Arzum, biz kadınlar için büyük anlamlar ifade eden bir marka. Hal böyle iken Arzum Pazarlama ve Ürün Geliştirme Direktörü Mehtap Yıldız’a merak ettiklerimizi sorduk; küçük ev aletlerindeki başarılarını, Okka’yı, sosyal sorumluluk projelerini ve daha birçok konuyu konuştuk…
Gözde Nur Bayar
Arzum ile nasıl tanıştınız? Ne kadar zamandır buradasınız?

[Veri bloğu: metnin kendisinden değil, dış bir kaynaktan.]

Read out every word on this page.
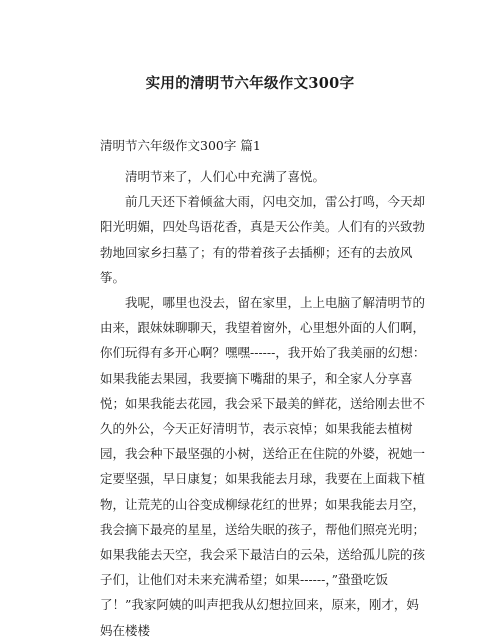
实用的清明节六年级作文300字
清明节六年级作文300字 篇1

清明节来了，人们心中充满了喜悦。

前几天还下着倾盆大雨，闪电交加，雷公打鸣，今天却阳光明媚，四处鸟语花香，真是天公作美。人们有的兴致勃勃地回家乡扫墓了；有的带着孩子去插柳；还有的去放风筝。

我呢，哪里也没去，留在家里，上上电脑了解清明节的由来，跟妹妹聊聊天，我望着窗外，心里想外面的人们啊，你们玩得有多开心啊？嘿嘿------，我开始了我美丽的幻想：如果我能去果园，我要摘下嘴甜的果子，和全家人分享喜悦；如果我能去花园，我会采下最美的鲜花，送给刚去世不久的外公，今天正好清明节，表示哀悼；如果我能去植树园，我会种下最坚强的小树，送给正在住院的外婆，祝她一定要坚强，早日康复；如果我能去月球，我要在上面栽下植物，让荒芜的山谷变成柳绿花红的世界；如果我能去月空，我会摘下最亮的星星，送给失眠的孩子，帮他们照亮光明；如果我能去天空，我会采下最洁白的云朵，送给孤儿院的孩子们，让他们对未来充满希望；如果------，”蛩蛩吃饭了！”我家阿姨的叫声把我从幻想拉回来，原来，刚才，妈妈在楼楼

Ben elektrik-elektronik mühendisiyim ve sektörde 22. yılımın içerisindeyim. Mezun olduğumdan beri elektrikli ev aletleri üretimi, ürün geliştirmesi, pazarlaması, satışı, hemen hemen bütün masalarda çalıştım. İlk 13 yılım fabrikada üretim, ürün geliştirme üzerine idi. O dönem Türkiye’de küçük ev aletleri sektöründe bazı kategoriler henüz oluşmamıştı. Biz de aynı zamanda yeni devir Ar-Ge yapılanması içindeydik, yani Türkiye’nin bu alanda bazı kategorilerini yaratan ekip içerisindeydim. 13 yıl sonra üretim tarafından pazarlama tarafına geçtim. Arzum da benim üretici dönemlerimde müşterimdi, 4 yıl önce Arzum’un ikinci elli yılının aslında stratejik planını yapmak için o ekibe katıldım.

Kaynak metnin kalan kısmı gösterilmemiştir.